Clayton era un ragazzo per bene. I suoi adorati capelli mori e lisci come la seta erano abbastanza rilassanti che spesso ci passavo le dita fra di essi. Lui si rilassava sotto al mio tocco e spesso finivo per coccolarlo, accarezzarlo. Finendo per lasciargli piccoli baci di compassione sulle sue gancie tirate o sulla sua fronte che spesso emanava del calore, un calore non caldo, ma così candido che mi metteva sulla difensiva. Passarono vari giorni, e spesso finivamo per accamparci nella solita villa comunale, della quale ricordo ogni minimo particolare. É composta da una scia di alberi, panchine bianche, il Cialuna che di sera brillava come una stella, altre panchine gialle, la rotonda, il mini parchetto e l'Arena tinta di un rosso corallo, o quasi.
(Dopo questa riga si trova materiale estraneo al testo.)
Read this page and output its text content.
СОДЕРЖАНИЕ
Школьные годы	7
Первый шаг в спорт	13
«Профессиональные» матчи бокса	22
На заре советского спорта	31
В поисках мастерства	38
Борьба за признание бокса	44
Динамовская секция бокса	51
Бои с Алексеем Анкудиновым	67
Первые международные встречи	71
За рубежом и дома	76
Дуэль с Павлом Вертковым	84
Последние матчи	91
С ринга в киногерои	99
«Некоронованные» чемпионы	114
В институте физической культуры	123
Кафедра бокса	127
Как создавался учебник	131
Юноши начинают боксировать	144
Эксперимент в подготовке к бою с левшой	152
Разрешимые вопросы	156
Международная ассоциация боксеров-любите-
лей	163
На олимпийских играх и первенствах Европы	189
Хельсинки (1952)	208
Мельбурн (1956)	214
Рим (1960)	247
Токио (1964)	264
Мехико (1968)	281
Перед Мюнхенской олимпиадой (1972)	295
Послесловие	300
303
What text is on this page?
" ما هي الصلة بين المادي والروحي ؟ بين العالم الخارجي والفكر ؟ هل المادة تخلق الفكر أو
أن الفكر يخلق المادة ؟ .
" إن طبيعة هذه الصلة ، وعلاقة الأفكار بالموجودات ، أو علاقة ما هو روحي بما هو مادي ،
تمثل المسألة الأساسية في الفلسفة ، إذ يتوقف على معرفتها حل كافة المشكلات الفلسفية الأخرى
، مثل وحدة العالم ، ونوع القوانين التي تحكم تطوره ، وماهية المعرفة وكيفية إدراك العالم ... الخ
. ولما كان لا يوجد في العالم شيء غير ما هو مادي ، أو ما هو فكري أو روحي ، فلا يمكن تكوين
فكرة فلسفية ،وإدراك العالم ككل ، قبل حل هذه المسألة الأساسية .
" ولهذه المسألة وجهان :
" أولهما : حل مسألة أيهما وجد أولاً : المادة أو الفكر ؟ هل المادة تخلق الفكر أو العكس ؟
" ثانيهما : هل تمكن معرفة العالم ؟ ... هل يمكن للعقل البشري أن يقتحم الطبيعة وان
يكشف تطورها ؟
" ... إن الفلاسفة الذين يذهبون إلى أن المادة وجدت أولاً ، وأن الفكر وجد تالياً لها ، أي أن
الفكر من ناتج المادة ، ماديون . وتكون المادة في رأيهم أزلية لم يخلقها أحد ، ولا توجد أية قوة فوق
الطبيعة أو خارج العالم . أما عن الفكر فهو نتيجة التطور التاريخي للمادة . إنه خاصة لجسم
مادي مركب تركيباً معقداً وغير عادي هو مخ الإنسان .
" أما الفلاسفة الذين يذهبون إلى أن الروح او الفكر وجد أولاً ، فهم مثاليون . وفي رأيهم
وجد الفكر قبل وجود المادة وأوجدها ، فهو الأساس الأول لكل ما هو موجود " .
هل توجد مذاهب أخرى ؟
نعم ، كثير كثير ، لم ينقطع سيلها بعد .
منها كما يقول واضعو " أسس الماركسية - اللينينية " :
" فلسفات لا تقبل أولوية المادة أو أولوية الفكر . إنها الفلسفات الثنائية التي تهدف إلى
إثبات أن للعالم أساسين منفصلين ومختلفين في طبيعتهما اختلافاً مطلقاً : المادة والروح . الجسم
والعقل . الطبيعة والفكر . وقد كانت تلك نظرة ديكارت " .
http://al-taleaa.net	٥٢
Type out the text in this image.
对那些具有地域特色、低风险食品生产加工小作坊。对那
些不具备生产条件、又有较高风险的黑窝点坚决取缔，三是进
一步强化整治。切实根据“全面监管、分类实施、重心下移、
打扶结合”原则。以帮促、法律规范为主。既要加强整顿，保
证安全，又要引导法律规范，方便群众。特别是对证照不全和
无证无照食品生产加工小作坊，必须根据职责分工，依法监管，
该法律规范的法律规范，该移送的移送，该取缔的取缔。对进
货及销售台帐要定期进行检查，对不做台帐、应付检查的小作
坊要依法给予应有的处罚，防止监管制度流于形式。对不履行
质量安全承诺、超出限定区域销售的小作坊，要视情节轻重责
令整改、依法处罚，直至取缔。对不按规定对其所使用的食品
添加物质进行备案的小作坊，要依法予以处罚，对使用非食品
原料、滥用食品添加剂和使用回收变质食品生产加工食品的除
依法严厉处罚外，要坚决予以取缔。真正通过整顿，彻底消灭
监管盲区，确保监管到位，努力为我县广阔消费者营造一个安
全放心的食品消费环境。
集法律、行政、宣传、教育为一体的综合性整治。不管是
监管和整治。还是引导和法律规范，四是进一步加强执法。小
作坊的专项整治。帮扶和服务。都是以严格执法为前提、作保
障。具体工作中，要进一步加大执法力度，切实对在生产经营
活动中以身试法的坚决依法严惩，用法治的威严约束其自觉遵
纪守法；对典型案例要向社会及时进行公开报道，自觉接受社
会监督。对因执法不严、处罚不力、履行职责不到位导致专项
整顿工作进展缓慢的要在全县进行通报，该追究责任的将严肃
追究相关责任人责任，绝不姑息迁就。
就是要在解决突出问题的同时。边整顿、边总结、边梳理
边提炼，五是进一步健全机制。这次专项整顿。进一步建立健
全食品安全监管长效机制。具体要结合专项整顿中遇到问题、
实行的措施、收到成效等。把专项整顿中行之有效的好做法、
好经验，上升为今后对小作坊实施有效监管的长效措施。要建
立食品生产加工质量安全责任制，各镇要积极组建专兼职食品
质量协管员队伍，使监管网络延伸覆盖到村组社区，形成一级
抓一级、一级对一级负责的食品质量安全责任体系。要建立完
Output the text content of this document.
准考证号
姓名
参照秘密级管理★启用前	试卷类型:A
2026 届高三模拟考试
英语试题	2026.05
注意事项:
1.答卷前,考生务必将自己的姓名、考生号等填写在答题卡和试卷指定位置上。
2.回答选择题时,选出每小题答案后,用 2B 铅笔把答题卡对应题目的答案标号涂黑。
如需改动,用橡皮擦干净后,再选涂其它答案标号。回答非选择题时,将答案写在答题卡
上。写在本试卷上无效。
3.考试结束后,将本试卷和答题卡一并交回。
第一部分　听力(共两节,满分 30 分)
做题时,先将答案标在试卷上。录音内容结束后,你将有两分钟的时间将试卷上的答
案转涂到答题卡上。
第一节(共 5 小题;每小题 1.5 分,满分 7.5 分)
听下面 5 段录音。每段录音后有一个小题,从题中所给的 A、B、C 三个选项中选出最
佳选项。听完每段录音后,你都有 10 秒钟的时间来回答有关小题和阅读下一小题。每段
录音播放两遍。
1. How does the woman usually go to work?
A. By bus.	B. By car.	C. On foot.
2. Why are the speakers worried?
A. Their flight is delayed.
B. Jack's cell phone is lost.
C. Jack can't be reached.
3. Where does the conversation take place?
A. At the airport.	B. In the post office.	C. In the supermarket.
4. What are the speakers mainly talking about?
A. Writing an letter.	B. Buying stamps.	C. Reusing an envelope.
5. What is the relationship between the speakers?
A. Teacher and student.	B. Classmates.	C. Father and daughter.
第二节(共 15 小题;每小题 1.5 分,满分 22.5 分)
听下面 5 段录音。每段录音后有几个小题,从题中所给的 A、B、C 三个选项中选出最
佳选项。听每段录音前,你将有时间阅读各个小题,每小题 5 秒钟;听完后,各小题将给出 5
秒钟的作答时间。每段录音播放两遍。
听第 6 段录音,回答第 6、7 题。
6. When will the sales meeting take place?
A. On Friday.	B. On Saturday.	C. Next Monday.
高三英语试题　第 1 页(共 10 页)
Quella sera finimmo per arrestarci su sagome di marmo, con una stampa di scacchi. Nessuno ci giocava, effettivamente. Clayton era un ragazzo davvero carino, molto bravo con l'udire i problemini altrui, il che aumentava i suoi. Ed io lo avevo sempre preso appieno, lo avevo capito. Però spesso si convinceva di farcela anche senza altri su cui appoggiarsi. Prendemmo il solito fiato, un sospiro, e la sigaretta prese la sua particolarità.

«Star, mi fai un drum?» mi chiede Esme, dopo tanti tentativi nell'imparare a rollare. Per lei imparare qualsiasi cosa era un'impresa.
«Si, mo te lo faccio.» dissi, diretta. Cosa che lei comprese subito. Infatti mi guardò stranita e i suoi occhi mi domandavano tante cose.
«Tranquilla non ho niente.» le sorrisi.
«Dovrei crederti?»
«Esme, il caldo mi irrita. Mi cambio ogni secondo e sudo di continuo.» leccai la cartina e subito le porsi la tabaccata.
«Mado veramente. Sto crepando.» aggiunse, mentre Walter ci raggiunse con Mary e Clayton, tornati dalla pizzeria difronte. Birre e pizze.
«Che stronzi.» risi, golosa al sapore di quel profumo.
«Modestamente.» ironizzò Jamie, presa ormai dal suo adorato spasimante di Bari.
«Lasciateci qualcosa.» afferma, realizzando occhi a cuoricino.
«Infatti.» ma i tre mimarono un no. Feci un finto broncio, ma presi ad amoreggiare con la mia adorata sigaretta, dalla quale sentivo la sua calma drogare la mia irritazione.
«Comunque sia, hai visto quella?» dissi a Clayton, indicando una ragazza quasi della nostra età, coi pantaloncini che le mettevano in bella mostra la sua bella pesca rotonda. Lui guardò con malizia, e mi sorrise, annuendo.
«Minchia.» constatò, mentre Esme e Jamie presero a discutere fra di loro. Io risi verso Clayton, con cui ormai avevo stretto un rapporto unito.
«Dai, pure Esme ha un culo da sbattere.» constatai io, sarcasticamente. Poi ripresi a realizzare ciò che avessi detto. Non me ne pentivo e di certo Esme non se la sarebbe presa.
«Questo è vero.» aggiunse Clayton, guardando Esme. Rimase per pochi secondi a studiarla. Ad elogiare i suoi lineamenti. L'allargarsi del suo sorriso mettendo in risalto le sue adorate fossette.
«Clayton...» lo ripresi. In quel momento, Esme mi si parò di fianco e mi si accese la lampadina della stronzaggine.
«Si?»
«Ti scoperesti mai Esme?» gli chiesi, e lui di colpo arrossì. Esme mi guardò stranita, un po' disgustata. Io cercai in qualsiasi maniera di non ridergli in faccia, ma la verità era che volevo sapere la sua vera opinione. Se fosse stato per me, anche io me la sarei fatta.
«Devo essere onesto?» chiese lui, lasciando uno sguardo impaurito verso di me e poi verso Esme, ormai rimasta basita e in silenzio. In attesa che la sua risposta sarebbe spuntata con negatività.
«No, guarda. Dici una cazzata. Secondo te?» ironizzai. Stranamente pensai a qualcosa di finto. Sperai che la risposta sarebbe stata no. Ma non potevo essere onesta. Esme era una bella donna, una ragazza molto gentile e a modi pazzoidi. Cercavo di stare sulle mie, ma non potevo negare che un po' di fastidio ci fosse.
«Si, me la farei.» finí per dire. Io sorrisi, per non lasciar tradire il mio vero umorismo.

La verità era che ero gelosa. Ma non sarebbe stato un Si ad aver avuto potere su di me. Clayton non sarebbe mai stato mio e mai l'avrei preteso come un oggetto. Ed è vero. Certe volte la felicità non fa parte delle persone, ma di se stessi.